O que se terá passado, no alvor e nos corredores da modernidade, que, tendo também levado na sua torrente significativa a catedral, releva agora do narcisismo do sujeito humano, a sós com o seu génio criador no mundo? O que é e de onde procede esta nova actividade que, ao longo das Luzes, e, no limiar de oitocentos, se começa a traduzir, através de velha palavras (ou raízes verbais), tais como como 'arte' e 'estética'(linguagem e meta-linguagem, respectivamente)?
Baumgarten, em 1750, na primeria parte da sua Esthetica, uniria num único corpo um conjunto de actividades, até então dispersas, e que eram consideradas da ordem prática, ou do 'fazer', por um lado, e da ordem contemplativo-lúdica, ou do 'espírito', por outro lado. Este núcleo de actividades correspondiam, mais concretamente, e em primeiro lugar, à tradição das 'artes' (actividades do legado técnico-mecânico sob a égide do 'fazer', de que são exemplo a escultura, a arquitectura, ou todo o produto oriundo de manufacturação); em segundo lugar, a tradição do 'estranhamento' poético (tal como Aristóteles o caracterizara) e que se pretendia erguer, com autonomia, contra o finalismo prático das novas ciências (o cultismo e conceptismo barrocos são disso exemplo); e, por fim, em terceiro lugar, "de signis pulchre cogitatorum et dispositorum" (o belo concebido, ou raciocinado, e disposto; W.Noth,1995:421), enquanto espécie de racionalidade, cuja finalidade estaria "virada para a livre e gratuita finalidade do belo" (R.Barilli,1992:26).
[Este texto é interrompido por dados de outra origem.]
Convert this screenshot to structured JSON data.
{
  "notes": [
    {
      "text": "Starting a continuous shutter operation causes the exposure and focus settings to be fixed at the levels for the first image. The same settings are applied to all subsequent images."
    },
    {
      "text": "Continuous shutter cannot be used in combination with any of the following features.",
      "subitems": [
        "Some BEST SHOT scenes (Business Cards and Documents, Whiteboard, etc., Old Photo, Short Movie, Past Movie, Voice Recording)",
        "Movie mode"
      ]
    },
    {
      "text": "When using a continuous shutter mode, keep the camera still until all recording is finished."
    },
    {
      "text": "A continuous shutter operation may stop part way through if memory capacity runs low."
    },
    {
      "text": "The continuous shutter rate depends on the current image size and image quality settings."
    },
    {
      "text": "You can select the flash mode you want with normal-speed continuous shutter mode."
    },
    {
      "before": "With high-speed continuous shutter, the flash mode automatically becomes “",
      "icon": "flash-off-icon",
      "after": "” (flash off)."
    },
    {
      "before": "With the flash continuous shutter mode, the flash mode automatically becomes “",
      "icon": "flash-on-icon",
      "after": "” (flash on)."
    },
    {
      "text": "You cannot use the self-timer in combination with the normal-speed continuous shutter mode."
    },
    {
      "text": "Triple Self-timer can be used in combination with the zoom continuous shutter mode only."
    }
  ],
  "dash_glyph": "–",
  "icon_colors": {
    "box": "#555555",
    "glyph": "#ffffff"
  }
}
A 'estética', instituída deste modo, enquanto nova área autónoma e unificadora de vários agires humanos, viria a ser designada por Baumgarten a partir da raíz verbal do Grego 'aisth', ligada sobretudo à ideia do 'sentir', "não com o 'coração' e o sentimento, mas sim com os sentidos, com a rede de percepções físicas" (ibid.:21). O estabelecimento da beleza constituia-se agora como objectivo surpremo deste novo saber, ou julgar, cuja manifestação decorreria de um "acordo de pensamentos" conducente a um único fenómeno que, por sua vez, seria "objecto de sensação" (R.Bayer,1995:180); este acordo interno de "coisas belamente pensadas" teria ainda como base uma adequação interna, de tipo icónico, entre expressão e pensamentos. Uma tal crença na inclinação natural, decerto inata, do homem para "belos pensamentos" tornava-se vital para a própria fundação da nova disciplina.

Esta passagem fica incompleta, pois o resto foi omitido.